Der Schweizerische Bundesrat,
gestützt auf Artikel 19 Absatz 3 des PUBLICA-Gesetzes vom 20. Dezember 20061 (PUBLICA-Gesetz),
verordnet:

Art. 1

Die Fehlbetragsschuld einer angeschlossenen Organisation nach Artikel 19 Absatz 3 des PUBLICA-Gesetzes kann ganz oder teilweise übernommen werden, wenn:

  1. diese dem Bund besonders nahe steht;

  2. ihr Fortbestand durch die Abtragung der Fehlbetragsschuld innert der Amortisationsfrist von acht Jahren nach dem vollständigen Inkrafttreten des PUBLICA-Gesetzes gefährdet wäre; und

  3. der Bund an ihrem Fortbestand ein Interesse hat.

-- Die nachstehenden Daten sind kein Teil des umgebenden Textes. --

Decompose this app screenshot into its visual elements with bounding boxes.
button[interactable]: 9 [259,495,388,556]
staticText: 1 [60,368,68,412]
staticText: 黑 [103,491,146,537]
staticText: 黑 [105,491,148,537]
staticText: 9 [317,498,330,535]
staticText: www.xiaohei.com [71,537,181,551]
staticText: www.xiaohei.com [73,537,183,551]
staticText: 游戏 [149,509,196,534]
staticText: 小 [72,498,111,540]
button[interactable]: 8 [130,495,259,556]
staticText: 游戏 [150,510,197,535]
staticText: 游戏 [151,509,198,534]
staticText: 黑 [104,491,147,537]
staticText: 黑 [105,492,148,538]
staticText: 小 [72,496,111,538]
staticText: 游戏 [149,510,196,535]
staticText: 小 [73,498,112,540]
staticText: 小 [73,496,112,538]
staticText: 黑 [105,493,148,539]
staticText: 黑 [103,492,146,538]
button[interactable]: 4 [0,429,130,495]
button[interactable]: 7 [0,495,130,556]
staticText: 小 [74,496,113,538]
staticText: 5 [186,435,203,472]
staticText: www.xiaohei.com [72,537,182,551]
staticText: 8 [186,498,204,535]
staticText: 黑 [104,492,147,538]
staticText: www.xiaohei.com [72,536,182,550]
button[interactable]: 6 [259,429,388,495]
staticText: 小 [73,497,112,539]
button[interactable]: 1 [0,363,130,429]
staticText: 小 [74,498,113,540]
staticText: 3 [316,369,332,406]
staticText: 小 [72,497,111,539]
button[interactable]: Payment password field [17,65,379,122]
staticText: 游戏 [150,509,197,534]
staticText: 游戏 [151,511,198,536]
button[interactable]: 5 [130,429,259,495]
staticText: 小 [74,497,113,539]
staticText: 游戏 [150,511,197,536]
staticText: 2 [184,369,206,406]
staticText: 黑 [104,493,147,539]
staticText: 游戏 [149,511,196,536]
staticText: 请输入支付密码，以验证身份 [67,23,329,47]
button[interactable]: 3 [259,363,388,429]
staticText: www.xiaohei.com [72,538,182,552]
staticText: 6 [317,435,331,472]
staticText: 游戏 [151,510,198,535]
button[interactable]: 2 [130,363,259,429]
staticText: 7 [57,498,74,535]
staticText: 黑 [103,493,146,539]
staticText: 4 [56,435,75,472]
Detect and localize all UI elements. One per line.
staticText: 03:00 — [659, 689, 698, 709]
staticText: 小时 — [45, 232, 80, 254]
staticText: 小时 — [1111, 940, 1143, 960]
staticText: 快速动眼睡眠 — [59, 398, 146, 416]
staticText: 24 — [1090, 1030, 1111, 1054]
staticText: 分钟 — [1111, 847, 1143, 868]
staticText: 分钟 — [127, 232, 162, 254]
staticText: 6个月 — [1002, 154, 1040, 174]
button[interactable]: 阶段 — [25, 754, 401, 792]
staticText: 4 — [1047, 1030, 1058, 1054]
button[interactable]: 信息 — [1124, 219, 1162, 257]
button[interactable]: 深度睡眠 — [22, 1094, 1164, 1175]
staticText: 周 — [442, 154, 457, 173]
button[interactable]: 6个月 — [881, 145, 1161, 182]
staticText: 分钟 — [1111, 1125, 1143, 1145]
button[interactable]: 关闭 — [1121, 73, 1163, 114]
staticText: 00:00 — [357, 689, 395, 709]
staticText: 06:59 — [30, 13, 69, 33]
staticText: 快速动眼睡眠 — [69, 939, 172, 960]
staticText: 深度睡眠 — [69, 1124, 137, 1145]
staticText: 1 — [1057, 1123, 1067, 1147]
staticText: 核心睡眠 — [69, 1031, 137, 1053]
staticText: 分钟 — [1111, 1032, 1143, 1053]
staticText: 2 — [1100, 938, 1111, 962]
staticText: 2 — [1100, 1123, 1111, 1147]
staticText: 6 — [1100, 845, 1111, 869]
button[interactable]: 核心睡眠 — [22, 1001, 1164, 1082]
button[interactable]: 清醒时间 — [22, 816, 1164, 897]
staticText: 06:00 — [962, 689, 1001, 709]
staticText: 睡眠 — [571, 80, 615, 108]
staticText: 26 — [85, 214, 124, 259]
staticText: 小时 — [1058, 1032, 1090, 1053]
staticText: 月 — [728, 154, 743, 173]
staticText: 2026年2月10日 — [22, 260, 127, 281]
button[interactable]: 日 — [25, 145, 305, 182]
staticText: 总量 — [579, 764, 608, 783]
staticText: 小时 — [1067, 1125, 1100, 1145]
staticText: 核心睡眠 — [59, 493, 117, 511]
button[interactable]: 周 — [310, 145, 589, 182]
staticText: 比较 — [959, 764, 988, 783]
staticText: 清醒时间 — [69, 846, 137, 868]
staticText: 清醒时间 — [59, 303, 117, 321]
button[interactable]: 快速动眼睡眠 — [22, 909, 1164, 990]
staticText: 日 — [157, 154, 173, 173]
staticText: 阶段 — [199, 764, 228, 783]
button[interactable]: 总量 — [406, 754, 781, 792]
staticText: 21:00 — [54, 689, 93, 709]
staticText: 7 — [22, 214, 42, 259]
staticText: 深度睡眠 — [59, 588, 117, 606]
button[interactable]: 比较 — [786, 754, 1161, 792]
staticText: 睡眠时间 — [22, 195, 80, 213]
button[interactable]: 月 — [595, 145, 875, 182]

Als dem Bund besonders nahe stehend gelten insbesondere Organisationen:

  1. die durch den Bund gegründet oder mitbegründet worden sind;

  2. an denen der Bund finanziell beteiligt ist, sei dies durch Kapitalbeteiligung oder durch Beteiligung an den Betriebskosten;

  3. die hoheitliche Aufgaben des Bundes wahrnehmen; oder

  4. die berufsständische Interessen des Bundespersonals vertreten.

Der Bundesrat entscheidet auf Antrag des Eidgenössischen Finanzdepartements.

Art. 2

Die Verordnung vom 29. August 20012 über die der Pensionskasse des Bundes PUBLICA angeschlossenen Organisationen wird aufgehoben.

SR 172.222.15

AS 2001 3044, 2007 4381 Organisationen durch den Bund

Art. 3

Diese Verordnung tritt am1. Juli 2008 in Kraft.